In 2004, the hospital shut down. The employees were left with an underfunded plan that could only pay benefits for a few years before running out of money, and the employees were no longer eligible for the insured benefits provided by the PBGC. Since 2003, the retirees and former employees under the leadership of two nurses and former HCO vice presidents worked the courts, the press, and Congress to get the IRS to withdraw its ruling.

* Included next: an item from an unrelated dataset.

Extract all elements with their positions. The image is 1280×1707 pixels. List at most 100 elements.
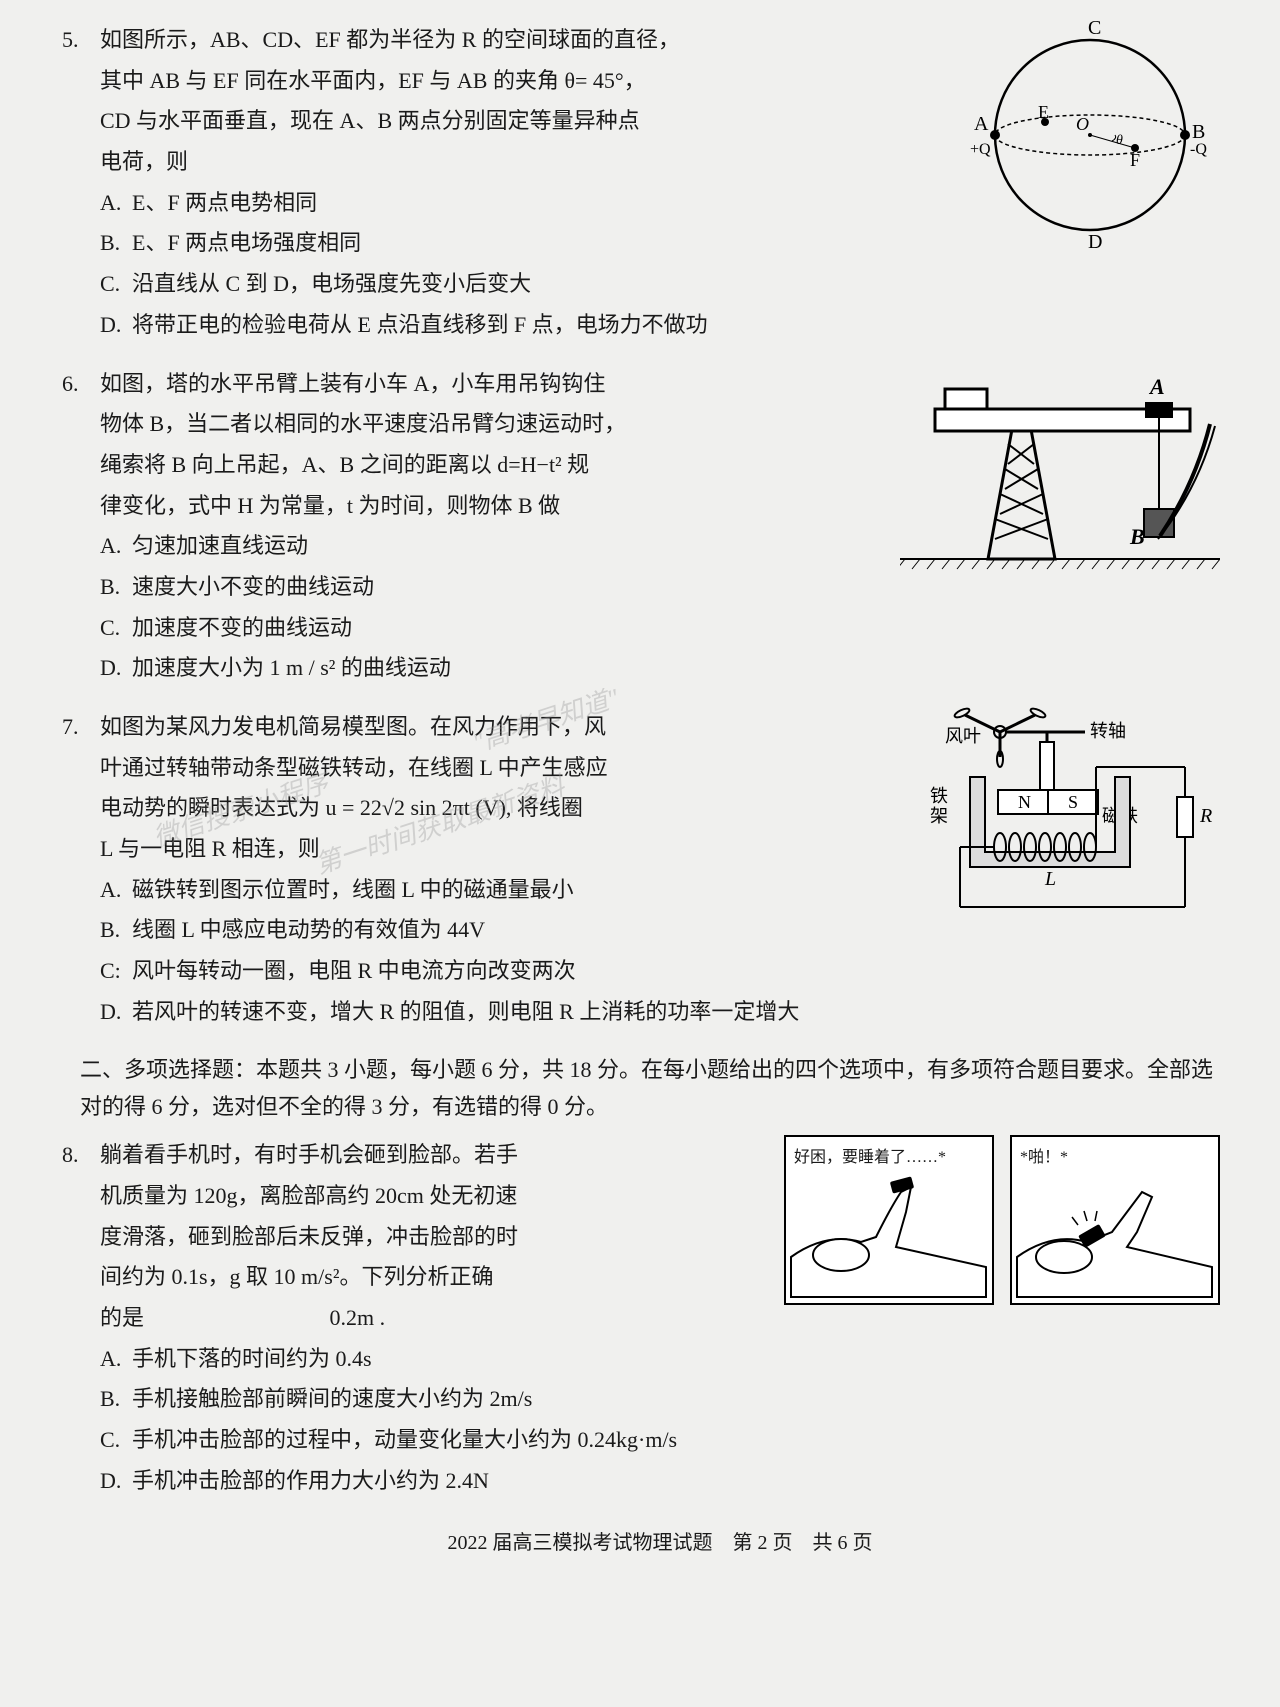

Enter the cavalry in the form of the Pension Rights Center. Karen Ferguson, the Center’s president and a Harvard-trained lawyer, contended that once a plan is an ERISA plan it cannot thereafter become a “church plan.” Ten years after the original opinion, the IRS rescinded its decision and the PBGC accepted the plan back under its protection. The reversal came just in time, because the plan was about to have run out of money and would have been unable to pay benefits to more than 800 participants.
Unfortunately, this sweet victory does not solve the problem for the tens of thousands of participants in plans established by hospitals and other organizations that have always been covered under ERISA (like the HCO plan) but have always been affiliated with religious organizations (unlike HCO). Many of these employers are now seeking status as a “church plan” as a way to save money. If the IRS grants these requests, the plan participants will no longer have their benefits insured by the PBGC. Let’s hope the IRS can just say “no.”